Explotan imprevistos como tiros por la espalda. Quiebran el sueño con la falta de respeto de las ventas por teléfono. No tienen la verdad del grito ni el dolor del llanto, son atentados en miniatura que no demandan nada; tampoco lo proponen, ni reivindican: simplemente se tiran con la vaga intención de causar un daño gratuito, pero son tan inútiles que ni siquieran conceden el vil placer de presenciar ese potencial daño que producen. Existe un problema que no saben acotar ni formular, y el boom de su estallido es solo el lamento de su propia impotencia, una bandera sonora en el desierto que nadie atiende. ¡Eh, que te he agredido, hazme caso!, parecen exigir, pero solo consiguen un silencio aún más solitario que el silencio anterior al boom. La propia vacuidad del petardo queda demostrada en que el petardo tirado por puro hastío no difiere del tirado por rabia ni con pretensión de >. La prueba es que en cualquiera de los casos lo más que consiguen es el deseo de tirar otro petardo, que solo, si acaso, generará más ansiedad en quien lo tiró, más rabia y frustración.

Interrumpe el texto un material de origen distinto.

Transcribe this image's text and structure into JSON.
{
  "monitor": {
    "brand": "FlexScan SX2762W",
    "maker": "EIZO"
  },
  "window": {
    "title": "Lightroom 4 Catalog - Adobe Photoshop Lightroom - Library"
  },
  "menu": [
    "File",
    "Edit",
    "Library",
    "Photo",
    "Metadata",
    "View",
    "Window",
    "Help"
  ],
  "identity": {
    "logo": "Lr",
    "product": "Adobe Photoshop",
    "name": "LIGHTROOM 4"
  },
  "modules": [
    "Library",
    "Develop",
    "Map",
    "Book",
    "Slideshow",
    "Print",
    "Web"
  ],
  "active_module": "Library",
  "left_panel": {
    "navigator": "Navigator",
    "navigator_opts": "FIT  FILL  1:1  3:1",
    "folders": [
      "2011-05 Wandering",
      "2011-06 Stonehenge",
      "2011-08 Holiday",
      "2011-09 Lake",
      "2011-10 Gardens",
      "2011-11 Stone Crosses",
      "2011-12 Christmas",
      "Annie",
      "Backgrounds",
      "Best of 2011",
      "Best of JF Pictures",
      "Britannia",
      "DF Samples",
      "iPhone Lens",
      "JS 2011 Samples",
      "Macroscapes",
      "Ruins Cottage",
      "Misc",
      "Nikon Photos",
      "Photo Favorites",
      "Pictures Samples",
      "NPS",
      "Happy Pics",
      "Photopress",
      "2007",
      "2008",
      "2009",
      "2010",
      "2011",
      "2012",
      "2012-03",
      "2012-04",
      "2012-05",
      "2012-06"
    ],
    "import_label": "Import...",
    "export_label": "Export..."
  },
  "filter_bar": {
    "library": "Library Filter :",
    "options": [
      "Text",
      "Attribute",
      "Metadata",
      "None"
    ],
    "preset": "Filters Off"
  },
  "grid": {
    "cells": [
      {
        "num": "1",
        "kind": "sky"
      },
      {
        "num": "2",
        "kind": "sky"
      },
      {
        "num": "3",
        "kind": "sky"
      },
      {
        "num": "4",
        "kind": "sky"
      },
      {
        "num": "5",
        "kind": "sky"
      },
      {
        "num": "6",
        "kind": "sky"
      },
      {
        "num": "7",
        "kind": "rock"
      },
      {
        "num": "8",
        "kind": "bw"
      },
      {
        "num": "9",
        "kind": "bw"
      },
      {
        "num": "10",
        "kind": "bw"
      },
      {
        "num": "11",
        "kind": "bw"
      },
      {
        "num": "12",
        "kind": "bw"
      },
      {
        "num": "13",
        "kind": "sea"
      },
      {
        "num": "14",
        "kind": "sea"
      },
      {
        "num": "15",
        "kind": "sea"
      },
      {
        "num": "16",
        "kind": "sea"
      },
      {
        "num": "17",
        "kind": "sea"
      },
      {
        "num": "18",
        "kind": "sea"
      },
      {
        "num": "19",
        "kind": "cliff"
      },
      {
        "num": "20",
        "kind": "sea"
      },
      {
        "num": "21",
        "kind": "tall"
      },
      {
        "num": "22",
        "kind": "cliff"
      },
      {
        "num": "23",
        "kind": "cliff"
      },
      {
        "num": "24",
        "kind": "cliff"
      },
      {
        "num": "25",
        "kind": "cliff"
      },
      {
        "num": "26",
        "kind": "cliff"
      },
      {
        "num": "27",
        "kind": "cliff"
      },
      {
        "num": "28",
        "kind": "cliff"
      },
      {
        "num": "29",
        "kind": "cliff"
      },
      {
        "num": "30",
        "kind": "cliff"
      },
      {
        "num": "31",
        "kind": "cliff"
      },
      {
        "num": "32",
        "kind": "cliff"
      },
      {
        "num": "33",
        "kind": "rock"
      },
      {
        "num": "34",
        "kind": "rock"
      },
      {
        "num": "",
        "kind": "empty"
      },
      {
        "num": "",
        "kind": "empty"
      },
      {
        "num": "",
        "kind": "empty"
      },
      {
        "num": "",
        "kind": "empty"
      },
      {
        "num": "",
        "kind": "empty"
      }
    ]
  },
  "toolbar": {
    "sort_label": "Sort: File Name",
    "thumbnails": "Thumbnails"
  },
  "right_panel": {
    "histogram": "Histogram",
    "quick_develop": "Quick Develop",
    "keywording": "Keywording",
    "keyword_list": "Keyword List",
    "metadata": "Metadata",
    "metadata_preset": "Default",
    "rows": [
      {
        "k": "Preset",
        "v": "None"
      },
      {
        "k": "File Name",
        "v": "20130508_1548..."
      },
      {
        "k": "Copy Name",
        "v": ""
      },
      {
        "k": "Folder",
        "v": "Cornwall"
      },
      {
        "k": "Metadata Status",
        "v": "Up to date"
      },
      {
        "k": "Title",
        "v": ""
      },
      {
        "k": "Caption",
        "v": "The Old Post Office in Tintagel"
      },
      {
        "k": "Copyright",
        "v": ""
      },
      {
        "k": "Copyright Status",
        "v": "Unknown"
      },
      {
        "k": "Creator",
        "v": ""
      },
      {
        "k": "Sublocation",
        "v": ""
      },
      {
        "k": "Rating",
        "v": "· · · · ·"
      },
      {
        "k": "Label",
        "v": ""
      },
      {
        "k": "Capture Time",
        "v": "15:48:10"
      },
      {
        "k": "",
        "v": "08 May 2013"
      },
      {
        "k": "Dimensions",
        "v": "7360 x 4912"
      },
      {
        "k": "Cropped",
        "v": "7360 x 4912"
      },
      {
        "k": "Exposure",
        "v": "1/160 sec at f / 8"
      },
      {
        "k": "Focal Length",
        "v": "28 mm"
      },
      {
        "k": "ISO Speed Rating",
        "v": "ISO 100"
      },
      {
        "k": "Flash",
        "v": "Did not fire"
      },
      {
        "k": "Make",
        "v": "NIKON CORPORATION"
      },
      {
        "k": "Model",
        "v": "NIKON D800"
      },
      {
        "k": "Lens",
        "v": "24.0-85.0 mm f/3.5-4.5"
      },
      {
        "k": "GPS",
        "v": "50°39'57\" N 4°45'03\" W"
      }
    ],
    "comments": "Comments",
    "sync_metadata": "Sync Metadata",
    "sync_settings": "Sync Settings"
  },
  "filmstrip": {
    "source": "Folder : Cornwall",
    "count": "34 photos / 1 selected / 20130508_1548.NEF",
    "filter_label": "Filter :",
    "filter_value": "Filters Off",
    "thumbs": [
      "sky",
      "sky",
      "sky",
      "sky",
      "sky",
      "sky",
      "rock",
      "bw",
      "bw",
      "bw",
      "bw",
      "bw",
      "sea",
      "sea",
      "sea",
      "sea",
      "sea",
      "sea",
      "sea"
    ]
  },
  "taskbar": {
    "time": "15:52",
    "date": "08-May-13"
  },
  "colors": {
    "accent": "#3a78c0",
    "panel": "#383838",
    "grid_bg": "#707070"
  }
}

El petardo es la metáfora callejera y directa del teledebate. Las ruedas de las así llamadas tertulias son la puesta en escena del petardo como forma de expresión. El intercambio verbal no es sino un duelo por ver quién tira el petardo más gordo; no importa el tema a tratar ni lo dicho, y en última instancia tampoco qué petardo era el más gordo, porque acto seguido otro tirará un nuevo petardo que ahogará el duelo anterior. El dedazo agresor que acompaña al petardo verbal es un petardo gestual, y el sms que el espectador manda en directo y no dura en pantalla más de un parpadeo, un petardo desde la confortable retaguardia. Los cortes publicitarios son una sucesión de petardos mentirosos con un mensaje único —adquiera el producto y será más feliz—, y cuando el petardeo ha terminado, ¿qué nos queda?
Y qué importa, mientras nos queden más petardos.